Experts say sleeping medications can be helpful tools when used for their intended purpose. They can be useful for people going through acute stressors that make it difficult to sleep, such as divorce, job loss or grief.
“It’s really important that we support patients as best we can, because insomnia can lead to depression and anxiety,” Bhopal said. “So sleeping pills can be very useful in that context, but they are not recommended for more than two weeks.”
Using sleep medication every day can lead to problems such as tolerance, where the body physically requires a higher dose of the medication to have an effect, or dependence, leading to withdrawal symptoms such as seizures as a result of stopping the medication. People may also have rebound insomnia, which means they cannot sleep without the medication.
Like lack of sleep itself, consistent use of sleep medications can have serious health consequences.
Research found that elderly people taking sedative-hypnotic drugs have a five times higher risk of memory and concentration problems and a fourfold higher risk of daytime fatigue and sleepiness, which can lead to poor work performance or a higher risk of car accidents.

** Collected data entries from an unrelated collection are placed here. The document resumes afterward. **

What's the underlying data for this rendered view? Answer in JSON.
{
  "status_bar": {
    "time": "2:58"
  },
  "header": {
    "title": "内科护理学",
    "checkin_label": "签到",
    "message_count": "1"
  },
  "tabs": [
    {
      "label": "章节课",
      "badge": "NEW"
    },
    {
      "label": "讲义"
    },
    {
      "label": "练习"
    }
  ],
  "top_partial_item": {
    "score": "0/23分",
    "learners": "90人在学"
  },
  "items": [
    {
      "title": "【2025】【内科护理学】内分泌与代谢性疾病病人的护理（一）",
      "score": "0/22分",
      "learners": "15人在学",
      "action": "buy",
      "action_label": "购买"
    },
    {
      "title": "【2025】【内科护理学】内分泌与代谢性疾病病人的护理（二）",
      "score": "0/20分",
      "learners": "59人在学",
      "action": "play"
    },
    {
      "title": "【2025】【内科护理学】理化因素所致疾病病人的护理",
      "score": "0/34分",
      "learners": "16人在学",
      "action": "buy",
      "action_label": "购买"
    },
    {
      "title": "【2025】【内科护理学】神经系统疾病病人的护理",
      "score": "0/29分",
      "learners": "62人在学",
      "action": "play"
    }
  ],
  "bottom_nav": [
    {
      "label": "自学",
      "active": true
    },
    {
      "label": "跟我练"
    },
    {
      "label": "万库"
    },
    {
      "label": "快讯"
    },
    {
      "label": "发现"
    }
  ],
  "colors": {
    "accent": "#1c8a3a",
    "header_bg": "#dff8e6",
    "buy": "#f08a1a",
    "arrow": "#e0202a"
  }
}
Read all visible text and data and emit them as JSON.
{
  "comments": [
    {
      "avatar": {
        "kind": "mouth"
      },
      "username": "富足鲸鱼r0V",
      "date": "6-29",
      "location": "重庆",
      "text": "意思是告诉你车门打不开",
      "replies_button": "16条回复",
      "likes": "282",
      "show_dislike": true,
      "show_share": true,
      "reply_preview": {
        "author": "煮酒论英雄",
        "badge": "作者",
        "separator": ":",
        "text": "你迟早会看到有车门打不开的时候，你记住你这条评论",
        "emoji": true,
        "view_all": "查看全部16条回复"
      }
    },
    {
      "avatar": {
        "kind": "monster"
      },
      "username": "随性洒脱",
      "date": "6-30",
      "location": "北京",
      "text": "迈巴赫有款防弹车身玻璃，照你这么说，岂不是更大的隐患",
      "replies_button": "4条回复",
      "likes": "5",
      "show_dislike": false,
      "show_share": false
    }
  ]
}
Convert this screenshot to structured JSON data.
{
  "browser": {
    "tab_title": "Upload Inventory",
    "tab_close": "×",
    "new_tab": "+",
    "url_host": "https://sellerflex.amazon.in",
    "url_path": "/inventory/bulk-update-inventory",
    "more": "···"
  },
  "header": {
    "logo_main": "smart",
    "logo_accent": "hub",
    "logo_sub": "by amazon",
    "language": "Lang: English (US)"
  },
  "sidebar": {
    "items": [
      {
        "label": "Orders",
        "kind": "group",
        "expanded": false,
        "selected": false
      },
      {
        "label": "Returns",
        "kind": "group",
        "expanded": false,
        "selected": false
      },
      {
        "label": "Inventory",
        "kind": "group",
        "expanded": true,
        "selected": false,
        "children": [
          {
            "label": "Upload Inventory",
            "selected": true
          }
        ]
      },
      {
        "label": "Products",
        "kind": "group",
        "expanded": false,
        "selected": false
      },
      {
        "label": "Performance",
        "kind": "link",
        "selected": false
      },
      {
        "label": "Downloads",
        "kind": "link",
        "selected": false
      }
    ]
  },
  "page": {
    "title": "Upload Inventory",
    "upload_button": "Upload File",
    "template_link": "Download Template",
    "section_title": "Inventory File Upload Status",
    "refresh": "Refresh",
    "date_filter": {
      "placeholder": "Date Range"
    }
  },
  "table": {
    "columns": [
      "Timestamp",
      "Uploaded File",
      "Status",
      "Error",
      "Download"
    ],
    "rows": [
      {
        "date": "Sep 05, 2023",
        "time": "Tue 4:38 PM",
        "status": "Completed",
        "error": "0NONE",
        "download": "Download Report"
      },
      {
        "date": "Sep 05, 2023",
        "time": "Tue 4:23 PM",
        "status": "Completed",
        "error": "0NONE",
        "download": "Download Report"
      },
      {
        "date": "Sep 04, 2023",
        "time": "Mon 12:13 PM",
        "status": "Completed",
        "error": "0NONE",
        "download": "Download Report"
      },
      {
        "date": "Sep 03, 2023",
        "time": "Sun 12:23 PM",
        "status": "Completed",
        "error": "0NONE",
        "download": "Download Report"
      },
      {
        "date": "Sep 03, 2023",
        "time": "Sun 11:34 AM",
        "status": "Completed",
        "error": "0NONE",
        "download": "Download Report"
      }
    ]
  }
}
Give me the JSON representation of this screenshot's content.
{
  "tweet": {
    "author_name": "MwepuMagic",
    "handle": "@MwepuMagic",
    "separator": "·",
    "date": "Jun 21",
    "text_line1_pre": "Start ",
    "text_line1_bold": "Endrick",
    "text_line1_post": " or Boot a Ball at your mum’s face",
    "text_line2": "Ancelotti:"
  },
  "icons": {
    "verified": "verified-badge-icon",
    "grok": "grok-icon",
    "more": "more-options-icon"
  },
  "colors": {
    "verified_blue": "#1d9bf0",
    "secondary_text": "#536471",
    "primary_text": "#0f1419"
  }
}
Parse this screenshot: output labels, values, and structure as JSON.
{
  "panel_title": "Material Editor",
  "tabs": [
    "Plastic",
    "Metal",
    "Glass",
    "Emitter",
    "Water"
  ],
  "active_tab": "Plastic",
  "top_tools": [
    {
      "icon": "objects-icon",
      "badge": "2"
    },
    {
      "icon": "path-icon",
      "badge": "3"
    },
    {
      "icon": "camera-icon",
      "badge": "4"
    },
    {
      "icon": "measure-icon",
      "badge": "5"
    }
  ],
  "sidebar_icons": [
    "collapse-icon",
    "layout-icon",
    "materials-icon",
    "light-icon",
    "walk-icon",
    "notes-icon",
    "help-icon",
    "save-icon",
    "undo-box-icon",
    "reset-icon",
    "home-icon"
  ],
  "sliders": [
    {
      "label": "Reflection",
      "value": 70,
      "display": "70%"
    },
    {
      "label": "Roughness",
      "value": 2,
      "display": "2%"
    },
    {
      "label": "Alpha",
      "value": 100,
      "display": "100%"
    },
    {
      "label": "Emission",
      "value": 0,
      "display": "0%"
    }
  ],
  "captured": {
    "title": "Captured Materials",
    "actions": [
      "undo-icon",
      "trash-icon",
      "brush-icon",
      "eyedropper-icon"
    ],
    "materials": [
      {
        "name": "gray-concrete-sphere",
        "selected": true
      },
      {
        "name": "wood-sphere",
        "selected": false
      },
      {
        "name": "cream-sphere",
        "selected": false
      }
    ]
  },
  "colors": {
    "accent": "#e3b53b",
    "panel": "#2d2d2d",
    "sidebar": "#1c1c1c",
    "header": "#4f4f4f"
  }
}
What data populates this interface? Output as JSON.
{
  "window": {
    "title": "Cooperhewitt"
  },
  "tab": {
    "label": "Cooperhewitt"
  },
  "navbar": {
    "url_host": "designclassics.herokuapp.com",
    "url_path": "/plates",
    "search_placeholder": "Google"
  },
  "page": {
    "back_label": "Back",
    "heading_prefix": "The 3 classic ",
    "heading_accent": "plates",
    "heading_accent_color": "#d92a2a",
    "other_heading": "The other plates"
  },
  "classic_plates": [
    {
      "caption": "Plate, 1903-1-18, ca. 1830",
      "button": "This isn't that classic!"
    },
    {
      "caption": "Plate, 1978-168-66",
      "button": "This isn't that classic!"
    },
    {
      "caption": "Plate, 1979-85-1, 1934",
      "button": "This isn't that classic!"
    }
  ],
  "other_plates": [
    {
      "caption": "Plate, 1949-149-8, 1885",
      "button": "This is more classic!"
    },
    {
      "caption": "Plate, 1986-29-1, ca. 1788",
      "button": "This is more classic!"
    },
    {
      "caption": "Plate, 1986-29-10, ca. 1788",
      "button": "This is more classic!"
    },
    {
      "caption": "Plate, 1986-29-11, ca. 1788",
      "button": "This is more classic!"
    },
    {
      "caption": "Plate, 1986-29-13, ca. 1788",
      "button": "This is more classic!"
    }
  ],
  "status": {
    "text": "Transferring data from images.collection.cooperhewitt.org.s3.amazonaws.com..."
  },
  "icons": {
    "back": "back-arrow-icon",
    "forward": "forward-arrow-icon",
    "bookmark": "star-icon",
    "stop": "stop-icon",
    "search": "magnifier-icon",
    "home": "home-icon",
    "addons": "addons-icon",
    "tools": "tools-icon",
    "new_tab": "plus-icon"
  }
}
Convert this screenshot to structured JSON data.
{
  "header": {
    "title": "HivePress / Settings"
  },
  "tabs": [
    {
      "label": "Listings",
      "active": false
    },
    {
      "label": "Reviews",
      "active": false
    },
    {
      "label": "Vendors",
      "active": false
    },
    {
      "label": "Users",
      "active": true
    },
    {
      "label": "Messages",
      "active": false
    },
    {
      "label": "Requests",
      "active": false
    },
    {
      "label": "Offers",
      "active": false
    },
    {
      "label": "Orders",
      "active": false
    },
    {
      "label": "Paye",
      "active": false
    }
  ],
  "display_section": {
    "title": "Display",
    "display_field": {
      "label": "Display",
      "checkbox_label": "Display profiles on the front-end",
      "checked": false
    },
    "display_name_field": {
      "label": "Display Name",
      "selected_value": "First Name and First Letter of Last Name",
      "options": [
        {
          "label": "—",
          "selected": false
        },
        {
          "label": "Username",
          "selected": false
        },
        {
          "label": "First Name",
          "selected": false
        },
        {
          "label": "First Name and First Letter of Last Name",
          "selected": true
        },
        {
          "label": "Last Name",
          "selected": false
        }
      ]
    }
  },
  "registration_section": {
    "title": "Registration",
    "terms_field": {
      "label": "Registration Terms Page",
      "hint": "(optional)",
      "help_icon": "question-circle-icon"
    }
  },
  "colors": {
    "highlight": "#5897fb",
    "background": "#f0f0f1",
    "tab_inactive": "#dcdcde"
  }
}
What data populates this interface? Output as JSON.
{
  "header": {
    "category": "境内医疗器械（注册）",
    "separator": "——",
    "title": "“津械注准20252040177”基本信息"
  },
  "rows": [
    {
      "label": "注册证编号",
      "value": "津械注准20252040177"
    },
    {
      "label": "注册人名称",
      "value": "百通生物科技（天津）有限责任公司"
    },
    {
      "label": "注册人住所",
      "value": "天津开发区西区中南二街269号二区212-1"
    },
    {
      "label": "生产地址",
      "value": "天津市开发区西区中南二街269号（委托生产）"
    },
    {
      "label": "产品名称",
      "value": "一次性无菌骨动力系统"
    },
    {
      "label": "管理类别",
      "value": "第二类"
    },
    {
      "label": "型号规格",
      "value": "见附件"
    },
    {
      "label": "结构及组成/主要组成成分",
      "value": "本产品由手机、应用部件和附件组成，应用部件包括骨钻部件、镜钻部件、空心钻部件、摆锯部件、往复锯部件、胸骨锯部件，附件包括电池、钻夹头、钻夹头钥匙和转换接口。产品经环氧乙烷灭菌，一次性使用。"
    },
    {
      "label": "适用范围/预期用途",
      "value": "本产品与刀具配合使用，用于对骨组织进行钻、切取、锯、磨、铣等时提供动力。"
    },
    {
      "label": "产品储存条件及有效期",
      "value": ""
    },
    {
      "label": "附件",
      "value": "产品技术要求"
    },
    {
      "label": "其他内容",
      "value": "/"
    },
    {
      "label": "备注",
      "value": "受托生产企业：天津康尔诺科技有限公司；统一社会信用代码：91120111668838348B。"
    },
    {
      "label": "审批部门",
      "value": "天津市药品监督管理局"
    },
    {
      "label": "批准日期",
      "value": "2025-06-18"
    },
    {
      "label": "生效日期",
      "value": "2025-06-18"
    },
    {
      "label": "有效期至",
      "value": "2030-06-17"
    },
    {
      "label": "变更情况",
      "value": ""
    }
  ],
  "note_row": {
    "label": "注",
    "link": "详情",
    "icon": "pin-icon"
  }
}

Bhopal recommends using sleeping medications “for the shortest period of time, at the minimum doses necessary. We will try to use them from time to time for support as we work on good behavior strategies and address the other issues that contribute to their sleep problems,” she said.
These behavioral strategies include maintaining a consistent sleep schedule, getting regular exercise, managing stress during the day and limiting caffeine and alcohol in the evening.
For those who still have trouble sleeping, Bhopal says cognitive behavioral therapy for insomnia may help.
“CBTI is the gold standard first-line treatment for chronic insomnia. It is much more than sleep hygiene. It addresses the issues that cause insomnia, and helps people reframe their thinking about sleep, and also gives them very practical tools to help restore their natural sleep-wake cycle.”
If you are constantly dealing with sleep problems, talk to your doctor to identify possible root causes.
“I think the biggest thing is to not be afraid to talk to your doctor about your sleep problems,” Bhopal said, “and ask about cognitive behavioral insomnia, ask about sleep apnea, ask about restless leg syndrome if you think. you have any of those conditions.”